Someone mutilated the chessboard and removed the upper left and lower right corners. The mutilated board has 62 squares. You are given 31 dominos. Can you tile the mutilated chessboard with the 31 dominos?
Let students try to find a way to tile the mutilated board. After a while some of them will claim that it can’t be done. The algorithms we have sketched so far describe how something can be done. If the board can indeed not be tiled, how do we proceed?
One could write a program that systematically generates all possible ways to tile the mutilated board. The number of ways the mutilated chess board can be tiled is finite, but it is a large number. If the program fails to find a possible tiling, we can conclude none exists.
However, we can show that no tiling exists by a direct proof. This means that a program checking all possible tilings would not find one.
Here is the argument:
A tile placed on the chessboard will always cover one white square and one black square. Therefore, a collection of tiles placed on the board will cover equal numbers squares of each color. The mutilated board has two white squares removed and it thus has 30 white squares and 32 black squares.
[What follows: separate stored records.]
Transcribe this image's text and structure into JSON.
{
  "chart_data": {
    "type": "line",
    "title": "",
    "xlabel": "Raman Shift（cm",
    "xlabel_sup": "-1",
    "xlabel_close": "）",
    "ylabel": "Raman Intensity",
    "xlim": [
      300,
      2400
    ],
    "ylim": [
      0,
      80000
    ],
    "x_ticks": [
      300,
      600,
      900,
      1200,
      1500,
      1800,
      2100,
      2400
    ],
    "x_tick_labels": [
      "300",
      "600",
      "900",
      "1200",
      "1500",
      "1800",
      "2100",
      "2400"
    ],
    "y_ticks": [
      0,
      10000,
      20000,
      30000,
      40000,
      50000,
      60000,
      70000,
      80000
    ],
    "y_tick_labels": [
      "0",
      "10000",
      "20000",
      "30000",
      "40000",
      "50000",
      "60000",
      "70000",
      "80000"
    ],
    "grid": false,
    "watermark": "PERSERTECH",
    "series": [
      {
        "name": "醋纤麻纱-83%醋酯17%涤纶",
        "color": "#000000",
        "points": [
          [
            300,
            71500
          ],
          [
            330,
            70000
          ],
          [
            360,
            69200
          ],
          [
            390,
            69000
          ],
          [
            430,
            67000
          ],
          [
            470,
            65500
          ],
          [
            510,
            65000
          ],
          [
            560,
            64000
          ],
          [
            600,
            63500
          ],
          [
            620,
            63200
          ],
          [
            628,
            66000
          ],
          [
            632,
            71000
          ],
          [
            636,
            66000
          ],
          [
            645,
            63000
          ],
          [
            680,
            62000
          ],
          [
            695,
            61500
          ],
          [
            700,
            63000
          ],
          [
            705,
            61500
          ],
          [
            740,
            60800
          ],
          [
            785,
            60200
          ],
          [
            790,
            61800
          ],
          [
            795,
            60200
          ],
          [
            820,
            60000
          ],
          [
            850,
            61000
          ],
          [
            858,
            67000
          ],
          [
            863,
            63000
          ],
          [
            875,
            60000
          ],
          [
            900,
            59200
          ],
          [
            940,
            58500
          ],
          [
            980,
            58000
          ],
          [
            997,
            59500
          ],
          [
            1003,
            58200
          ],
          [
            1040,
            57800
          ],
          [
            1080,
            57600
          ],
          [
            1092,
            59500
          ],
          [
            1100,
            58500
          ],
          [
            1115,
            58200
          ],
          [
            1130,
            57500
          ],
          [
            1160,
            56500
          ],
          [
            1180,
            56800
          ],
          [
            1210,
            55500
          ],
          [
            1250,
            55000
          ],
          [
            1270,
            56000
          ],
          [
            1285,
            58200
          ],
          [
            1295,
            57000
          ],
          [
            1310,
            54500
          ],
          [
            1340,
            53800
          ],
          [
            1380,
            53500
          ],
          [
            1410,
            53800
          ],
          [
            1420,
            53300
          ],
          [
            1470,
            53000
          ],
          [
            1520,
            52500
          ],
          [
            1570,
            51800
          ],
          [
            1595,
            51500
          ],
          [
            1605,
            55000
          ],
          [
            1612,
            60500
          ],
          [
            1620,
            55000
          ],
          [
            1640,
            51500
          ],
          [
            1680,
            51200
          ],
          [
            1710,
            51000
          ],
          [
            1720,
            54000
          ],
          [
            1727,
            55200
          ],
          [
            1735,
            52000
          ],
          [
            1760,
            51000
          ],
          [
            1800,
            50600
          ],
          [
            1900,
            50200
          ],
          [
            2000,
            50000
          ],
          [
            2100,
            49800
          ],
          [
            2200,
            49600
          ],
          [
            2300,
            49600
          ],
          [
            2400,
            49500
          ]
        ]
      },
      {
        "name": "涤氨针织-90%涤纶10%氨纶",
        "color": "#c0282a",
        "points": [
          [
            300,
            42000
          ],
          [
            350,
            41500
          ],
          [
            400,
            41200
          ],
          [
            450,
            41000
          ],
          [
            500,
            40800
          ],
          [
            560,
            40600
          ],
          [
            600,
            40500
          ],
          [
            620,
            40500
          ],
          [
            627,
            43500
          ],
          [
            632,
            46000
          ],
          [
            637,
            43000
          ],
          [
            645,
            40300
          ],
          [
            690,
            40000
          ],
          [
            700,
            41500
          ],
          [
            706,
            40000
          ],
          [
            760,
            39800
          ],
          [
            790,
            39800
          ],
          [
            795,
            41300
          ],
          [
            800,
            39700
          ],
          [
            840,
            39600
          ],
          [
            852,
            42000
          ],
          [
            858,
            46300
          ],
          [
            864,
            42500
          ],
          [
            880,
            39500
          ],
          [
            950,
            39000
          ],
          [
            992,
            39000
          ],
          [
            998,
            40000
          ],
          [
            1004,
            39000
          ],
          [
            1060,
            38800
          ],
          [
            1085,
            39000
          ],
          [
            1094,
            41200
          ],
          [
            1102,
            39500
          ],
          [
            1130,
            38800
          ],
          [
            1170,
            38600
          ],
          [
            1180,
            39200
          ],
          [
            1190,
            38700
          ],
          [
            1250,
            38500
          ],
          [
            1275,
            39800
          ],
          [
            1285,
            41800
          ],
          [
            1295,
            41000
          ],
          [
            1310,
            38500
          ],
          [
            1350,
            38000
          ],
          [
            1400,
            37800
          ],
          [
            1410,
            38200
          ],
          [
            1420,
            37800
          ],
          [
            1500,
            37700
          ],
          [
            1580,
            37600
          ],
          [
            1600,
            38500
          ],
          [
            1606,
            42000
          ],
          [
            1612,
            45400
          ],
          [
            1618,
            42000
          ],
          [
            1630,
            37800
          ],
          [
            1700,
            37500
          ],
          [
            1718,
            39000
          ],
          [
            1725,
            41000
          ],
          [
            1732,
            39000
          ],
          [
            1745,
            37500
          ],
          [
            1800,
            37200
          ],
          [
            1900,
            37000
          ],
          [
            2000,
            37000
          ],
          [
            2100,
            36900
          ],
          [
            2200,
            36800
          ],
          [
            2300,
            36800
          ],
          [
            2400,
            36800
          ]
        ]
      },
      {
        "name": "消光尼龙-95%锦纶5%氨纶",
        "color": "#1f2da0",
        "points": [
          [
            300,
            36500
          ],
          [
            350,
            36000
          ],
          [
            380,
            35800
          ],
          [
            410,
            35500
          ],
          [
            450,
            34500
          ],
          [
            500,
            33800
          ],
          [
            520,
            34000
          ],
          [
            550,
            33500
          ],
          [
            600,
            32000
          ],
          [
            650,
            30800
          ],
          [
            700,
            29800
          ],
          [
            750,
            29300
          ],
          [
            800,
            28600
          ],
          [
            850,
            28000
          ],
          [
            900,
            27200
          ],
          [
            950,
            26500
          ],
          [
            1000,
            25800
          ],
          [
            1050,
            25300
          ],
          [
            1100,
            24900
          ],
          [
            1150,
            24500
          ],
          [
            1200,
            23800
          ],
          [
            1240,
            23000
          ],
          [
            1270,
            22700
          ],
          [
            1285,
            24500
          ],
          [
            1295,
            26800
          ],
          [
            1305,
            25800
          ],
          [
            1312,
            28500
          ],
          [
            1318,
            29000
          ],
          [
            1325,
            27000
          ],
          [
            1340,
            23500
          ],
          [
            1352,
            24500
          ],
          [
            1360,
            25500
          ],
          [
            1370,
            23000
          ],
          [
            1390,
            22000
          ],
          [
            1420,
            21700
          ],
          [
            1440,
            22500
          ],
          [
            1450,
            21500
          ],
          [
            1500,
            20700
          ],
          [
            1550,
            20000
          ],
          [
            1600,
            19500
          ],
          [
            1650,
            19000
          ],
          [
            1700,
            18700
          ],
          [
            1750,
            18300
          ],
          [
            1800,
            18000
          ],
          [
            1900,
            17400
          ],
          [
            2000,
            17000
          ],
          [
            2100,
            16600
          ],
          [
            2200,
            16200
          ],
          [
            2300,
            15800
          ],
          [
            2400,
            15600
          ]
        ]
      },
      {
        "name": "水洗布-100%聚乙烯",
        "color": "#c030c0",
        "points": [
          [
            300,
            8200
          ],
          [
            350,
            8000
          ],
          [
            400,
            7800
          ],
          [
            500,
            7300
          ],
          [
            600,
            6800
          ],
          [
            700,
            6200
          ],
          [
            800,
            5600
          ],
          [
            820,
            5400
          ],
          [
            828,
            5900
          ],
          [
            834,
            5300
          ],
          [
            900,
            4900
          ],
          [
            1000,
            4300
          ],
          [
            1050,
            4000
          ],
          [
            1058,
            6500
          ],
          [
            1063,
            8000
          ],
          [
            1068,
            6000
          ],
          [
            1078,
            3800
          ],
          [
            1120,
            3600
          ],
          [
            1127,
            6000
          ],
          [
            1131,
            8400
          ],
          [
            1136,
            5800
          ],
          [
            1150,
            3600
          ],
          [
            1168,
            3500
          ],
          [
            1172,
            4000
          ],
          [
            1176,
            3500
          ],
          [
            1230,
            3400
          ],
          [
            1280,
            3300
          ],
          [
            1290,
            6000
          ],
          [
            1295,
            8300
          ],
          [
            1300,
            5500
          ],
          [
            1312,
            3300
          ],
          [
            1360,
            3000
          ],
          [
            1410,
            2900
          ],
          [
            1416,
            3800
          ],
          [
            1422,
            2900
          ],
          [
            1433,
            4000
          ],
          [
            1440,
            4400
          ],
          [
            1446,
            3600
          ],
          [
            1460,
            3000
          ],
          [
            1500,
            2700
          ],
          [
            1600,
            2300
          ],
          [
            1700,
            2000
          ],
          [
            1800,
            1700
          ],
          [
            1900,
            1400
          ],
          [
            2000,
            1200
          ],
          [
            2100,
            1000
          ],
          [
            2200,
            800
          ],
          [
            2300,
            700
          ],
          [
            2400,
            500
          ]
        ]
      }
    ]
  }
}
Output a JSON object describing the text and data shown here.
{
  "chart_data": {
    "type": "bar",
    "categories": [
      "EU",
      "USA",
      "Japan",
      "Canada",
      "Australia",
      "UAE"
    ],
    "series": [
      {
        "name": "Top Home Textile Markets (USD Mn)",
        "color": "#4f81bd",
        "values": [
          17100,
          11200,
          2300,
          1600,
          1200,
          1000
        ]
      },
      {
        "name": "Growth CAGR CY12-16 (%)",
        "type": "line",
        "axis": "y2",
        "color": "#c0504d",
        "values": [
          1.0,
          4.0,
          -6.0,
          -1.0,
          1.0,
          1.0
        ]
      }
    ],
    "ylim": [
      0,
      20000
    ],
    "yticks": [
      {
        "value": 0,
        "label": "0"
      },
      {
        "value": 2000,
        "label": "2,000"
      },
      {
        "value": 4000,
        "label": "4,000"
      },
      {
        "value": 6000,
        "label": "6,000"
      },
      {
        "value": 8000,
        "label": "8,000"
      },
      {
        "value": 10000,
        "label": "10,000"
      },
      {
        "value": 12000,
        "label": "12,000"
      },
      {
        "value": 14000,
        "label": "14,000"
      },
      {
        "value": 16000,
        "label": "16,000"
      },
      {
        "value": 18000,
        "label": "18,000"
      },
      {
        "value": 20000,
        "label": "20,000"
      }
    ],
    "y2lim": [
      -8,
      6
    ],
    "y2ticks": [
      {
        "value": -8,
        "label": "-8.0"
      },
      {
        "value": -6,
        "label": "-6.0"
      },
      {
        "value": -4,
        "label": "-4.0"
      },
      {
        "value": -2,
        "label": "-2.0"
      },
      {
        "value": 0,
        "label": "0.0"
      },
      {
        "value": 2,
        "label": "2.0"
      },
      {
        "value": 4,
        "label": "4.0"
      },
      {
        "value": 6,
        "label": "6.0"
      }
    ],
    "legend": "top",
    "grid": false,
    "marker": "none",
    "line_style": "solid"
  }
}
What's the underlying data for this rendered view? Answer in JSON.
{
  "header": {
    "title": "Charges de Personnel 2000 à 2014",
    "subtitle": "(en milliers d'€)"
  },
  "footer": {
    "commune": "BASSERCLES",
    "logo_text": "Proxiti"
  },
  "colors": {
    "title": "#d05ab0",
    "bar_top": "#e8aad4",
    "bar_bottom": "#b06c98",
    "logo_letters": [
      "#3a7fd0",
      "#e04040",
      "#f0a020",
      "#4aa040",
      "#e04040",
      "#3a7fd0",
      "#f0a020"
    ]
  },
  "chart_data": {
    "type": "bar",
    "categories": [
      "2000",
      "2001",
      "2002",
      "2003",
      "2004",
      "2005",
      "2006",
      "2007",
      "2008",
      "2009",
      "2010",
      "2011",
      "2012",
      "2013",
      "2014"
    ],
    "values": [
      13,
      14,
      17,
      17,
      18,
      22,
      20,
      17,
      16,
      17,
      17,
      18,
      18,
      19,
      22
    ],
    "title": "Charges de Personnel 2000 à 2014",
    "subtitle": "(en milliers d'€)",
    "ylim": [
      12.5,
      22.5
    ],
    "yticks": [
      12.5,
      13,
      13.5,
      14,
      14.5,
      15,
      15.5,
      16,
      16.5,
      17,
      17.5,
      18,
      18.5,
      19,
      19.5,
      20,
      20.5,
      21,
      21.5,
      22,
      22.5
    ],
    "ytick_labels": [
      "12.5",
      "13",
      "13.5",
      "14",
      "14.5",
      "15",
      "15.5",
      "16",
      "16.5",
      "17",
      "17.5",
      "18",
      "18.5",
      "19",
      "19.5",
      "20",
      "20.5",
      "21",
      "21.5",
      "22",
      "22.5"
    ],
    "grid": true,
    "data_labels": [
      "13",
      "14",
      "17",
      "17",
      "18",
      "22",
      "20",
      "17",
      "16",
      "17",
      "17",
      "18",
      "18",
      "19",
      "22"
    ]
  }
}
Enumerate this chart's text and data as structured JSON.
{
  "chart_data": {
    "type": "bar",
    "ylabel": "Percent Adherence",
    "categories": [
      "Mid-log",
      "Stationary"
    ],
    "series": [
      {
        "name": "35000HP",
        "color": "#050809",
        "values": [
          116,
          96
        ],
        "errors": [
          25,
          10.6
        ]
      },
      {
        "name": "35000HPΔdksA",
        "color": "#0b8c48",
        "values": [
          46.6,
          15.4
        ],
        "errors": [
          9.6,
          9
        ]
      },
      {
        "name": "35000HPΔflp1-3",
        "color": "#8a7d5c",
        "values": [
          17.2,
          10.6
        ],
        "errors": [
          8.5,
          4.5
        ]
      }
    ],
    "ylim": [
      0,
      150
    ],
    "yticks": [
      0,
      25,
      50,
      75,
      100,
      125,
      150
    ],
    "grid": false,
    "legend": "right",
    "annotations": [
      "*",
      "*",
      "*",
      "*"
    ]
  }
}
If every tile covers one black and one white square and we have more white squares, we can conclude that the mutilated board cannot be tiled. If the two black corners are removed instead, then 32 white squares and 30 black squares remain, so it is again impossible.
We can tile a mutilated board only if one white and one black corner are removed (but the problem said corners on opposite sides of a diagonal were removed). Wikipedia has a nice description of this problem – http://en.wikipedia.org/wiki/Mutilated_chessboard_problem.
Another chessboard tiling puzzle
Remove from the regular 8 by 8 chessboard one square (you choose the square). You are given 21 tiles where each tile is L-shaped and is made up by 3 squares. Can we cover the mutilated chessboard so that all squares except the deleted one are covered and no L-shaped tiles overlap?
No matter where the deleted square is on the board, we can always tile using the 21 l-shaped tiles. A recursive argument provides a simple way to prove this.
Hard to find, but easy to check?
For many puzzles, finding the solution is hard, but once you are given a solution, it is easy to check that it is indeed one. Convincing someone that no solution exists is generally also hard. The characteristics of puzzles and other problems of “easy to check but hard to find” play a crucial role in algorithm design and analysis.